I’ve been noticing memory blowups like this from Python lately, too, namely from Dicts and Sets. Do you have any idea how/why Python is using so much more memory for the list of int tuples?
I don’t have much insight on why, but I did dig a little deeper using the heapy tool to examine the memory usage. Here are the results:
Partition of a set of 125715438 objects. Total size = 5535599424 bytes.
Index Count % Size % Cumulative % Kind (class / dict of class)
0 44726048 36 3220334512 58 3220334512 58 tuple
1 80969471 64 1943267304 35 5163601816 93 int
2 176 0 369123712 7 5532725528 100 list
3 11809 0 983136 0 5533708664 100 str
4 323 0 267464 0 5533976128 100 dict (no owner)
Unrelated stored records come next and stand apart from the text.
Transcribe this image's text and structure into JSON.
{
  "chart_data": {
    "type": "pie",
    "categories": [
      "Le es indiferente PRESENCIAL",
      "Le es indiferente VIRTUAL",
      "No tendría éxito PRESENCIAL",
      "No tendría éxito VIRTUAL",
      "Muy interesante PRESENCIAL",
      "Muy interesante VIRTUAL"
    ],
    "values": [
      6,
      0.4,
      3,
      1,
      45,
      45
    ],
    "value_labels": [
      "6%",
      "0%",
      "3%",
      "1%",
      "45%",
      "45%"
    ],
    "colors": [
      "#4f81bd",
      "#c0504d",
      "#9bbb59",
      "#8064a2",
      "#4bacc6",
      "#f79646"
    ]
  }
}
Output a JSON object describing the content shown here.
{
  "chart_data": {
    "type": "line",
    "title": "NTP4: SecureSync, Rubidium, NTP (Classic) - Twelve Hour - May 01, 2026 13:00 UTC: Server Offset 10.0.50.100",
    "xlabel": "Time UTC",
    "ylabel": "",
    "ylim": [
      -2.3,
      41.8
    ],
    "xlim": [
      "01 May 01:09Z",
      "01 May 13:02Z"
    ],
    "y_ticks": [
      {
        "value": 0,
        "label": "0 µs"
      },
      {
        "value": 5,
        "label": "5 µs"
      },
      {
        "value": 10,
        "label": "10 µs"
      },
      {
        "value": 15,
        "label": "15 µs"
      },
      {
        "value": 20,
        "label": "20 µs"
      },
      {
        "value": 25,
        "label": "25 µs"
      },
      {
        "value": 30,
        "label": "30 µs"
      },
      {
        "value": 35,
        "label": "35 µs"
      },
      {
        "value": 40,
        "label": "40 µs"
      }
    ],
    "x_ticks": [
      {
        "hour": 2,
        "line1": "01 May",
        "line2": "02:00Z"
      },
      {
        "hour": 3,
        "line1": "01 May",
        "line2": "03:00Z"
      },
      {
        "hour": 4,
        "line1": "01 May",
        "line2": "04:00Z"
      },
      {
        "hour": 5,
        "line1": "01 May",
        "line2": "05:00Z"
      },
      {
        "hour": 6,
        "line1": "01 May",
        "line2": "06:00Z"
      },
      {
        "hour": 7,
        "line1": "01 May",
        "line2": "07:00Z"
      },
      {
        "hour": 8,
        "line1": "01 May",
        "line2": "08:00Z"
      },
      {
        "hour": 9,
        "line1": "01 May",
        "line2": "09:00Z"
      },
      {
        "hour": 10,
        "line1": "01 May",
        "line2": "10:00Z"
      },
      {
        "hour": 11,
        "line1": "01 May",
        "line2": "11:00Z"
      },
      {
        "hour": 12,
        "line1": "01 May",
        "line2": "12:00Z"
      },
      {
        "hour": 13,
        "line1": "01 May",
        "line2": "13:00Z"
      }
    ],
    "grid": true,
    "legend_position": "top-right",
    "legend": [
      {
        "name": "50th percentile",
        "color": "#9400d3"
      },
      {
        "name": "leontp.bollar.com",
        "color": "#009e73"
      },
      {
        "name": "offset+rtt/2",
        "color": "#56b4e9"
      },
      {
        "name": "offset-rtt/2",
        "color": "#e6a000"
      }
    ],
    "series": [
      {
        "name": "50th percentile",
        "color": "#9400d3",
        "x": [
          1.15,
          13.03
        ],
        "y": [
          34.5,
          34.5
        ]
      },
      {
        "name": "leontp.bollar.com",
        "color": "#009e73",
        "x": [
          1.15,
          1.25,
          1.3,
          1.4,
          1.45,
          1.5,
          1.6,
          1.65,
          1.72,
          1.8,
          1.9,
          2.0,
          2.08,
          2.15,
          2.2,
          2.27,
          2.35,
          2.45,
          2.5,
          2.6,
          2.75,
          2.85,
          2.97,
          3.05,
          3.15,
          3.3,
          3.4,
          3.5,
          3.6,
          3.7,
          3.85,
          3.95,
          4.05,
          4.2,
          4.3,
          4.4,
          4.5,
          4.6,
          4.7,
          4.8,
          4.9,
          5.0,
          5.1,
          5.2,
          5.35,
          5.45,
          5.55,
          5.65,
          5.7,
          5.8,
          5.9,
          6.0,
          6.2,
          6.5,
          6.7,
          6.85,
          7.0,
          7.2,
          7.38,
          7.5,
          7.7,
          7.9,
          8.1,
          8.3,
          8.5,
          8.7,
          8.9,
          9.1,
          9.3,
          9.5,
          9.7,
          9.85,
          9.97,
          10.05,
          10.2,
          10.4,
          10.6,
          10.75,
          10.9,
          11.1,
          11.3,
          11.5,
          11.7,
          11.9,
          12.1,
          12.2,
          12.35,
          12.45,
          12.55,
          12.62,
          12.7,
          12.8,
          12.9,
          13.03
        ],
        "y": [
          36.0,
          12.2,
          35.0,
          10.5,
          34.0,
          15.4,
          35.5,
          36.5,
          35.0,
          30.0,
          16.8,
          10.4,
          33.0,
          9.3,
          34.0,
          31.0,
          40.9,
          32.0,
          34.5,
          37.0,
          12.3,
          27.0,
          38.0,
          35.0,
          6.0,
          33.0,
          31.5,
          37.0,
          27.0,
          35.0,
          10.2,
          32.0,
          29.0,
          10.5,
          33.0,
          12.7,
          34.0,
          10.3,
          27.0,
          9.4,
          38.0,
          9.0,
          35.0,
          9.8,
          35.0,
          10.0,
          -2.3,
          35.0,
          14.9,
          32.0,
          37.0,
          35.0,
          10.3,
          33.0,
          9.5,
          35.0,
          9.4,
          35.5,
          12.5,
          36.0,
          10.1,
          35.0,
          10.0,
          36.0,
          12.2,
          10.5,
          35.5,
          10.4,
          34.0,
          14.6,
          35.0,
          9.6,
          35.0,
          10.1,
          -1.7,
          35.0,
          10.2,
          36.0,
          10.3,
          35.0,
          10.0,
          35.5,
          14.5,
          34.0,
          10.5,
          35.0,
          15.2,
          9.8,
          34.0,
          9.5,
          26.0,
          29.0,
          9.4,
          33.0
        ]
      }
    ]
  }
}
5 67 0 215368 0 5534191496 100 dict of module
6 201 0 214488 0 5534405984 100 dict of type
7 1633 0 209024 0 5534615008 100 types.CodeType
8 1596 0 191520 0 5534806528 100 function
9 201 0 178784 0 5534985312 100 type
So, it looks like it’s actually just using a ton of memory holding the ints and tuples. Also, if you divide the size by the counts there, you can see that the per-tuple and per-int overheads are really high (72 and 24 bytes respectively). Since the count of tuples and ints is close to what we expect, I don’t really know what to blame the crazy
memory usage on other than the tuple / int class bloat.